Cette demande survient quelques jours après la lettre commune de 11 États membres souhaitant également que le texte aboutisse à un accord final lors du Conseil ‘Environnement’ du 17 juin (EUROPE 13409/11).
« Plus de 50% de l'économie mondiale ou du PIB mondial dépend fortement ou modérément de la nature.
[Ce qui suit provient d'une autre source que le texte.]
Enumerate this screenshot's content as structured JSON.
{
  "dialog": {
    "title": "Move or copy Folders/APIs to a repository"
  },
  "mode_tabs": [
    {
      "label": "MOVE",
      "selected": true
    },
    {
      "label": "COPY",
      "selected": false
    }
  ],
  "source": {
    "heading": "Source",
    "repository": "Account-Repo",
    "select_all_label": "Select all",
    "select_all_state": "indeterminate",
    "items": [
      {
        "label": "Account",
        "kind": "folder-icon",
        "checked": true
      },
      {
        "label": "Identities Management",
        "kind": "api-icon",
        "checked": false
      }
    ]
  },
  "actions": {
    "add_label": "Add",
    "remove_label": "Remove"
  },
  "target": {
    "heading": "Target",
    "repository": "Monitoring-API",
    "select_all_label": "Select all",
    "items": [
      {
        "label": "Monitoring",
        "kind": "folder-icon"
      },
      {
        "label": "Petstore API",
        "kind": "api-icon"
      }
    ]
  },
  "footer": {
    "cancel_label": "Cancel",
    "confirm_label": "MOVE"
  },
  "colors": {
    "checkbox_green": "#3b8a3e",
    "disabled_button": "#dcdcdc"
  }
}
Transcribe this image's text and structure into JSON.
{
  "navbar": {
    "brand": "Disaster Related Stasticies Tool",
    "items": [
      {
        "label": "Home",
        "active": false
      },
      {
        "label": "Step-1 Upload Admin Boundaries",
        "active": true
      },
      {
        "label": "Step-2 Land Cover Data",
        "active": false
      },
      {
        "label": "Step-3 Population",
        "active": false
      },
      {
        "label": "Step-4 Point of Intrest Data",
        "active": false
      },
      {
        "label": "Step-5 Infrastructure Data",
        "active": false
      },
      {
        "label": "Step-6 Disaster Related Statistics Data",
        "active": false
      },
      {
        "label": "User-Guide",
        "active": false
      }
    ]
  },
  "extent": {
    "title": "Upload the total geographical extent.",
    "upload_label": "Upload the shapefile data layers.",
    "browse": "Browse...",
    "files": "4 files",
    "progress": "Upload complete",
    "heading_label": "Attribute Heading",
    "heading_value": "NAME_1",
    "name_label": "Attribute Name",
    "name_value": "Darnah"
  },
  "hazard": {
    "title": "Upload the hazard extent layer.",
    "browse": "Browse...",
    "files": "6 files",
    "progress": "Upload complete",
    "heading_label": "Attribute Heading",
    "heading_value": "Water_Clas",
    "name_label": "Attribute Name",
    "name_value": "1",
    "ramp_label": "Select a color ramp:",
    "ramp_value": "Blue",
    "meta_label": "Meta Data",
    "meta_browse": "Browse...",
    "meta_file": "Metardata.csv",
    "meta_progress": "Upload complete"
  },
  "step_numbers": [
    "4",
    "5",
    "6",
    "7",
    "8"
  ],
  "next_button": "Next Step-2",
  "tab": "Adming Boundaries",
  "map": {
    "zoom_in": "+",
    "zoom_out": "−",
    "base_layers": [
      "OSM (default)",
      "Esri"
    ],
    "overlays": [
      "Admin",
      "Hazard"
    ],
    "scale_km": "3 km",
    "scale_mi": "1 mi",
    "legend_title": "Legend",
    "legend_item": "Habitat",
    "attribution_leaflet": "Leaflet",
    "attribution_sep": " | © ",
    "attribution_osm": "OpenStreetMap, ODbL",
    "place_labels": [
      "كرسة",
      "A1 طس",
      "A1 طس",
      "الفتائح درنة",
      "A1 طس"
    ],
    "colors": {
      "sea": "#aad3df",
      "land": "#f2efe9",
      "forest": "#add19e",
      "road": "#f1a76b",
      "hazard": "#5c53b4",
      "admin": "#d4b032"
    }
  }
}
Nous, les entreprises, avons besoin des ressources naturelles et des services écosystémiques qui sont aujourd'hui menacés par la perte de biodiversité et le changement climatique », écrivent les signataires.
Par ailleurs, ils indiquent que l’inaction climatique entraînera des perturbations coûteuses dans les chaînes d’approvisionnement, une baisse de la productivité et une augmentation des coûts opérationnels.
Ces entreprises et associations estiment que la loi sur la restauration de la nature représente justement « l'occasion pour une génération de prendre des mesures concrètes et efficaces pour inverser les crises de la biodiversité et du climat ».
Elles appellent donc la Présidence belge du Conseil à assurer l'adoption « urgente » de la loi européenne sur la restauration de la nature, « telle que convenue par les colégislateurs en novembre 2023 et adoptée par le Parlement européen en février 2024 ».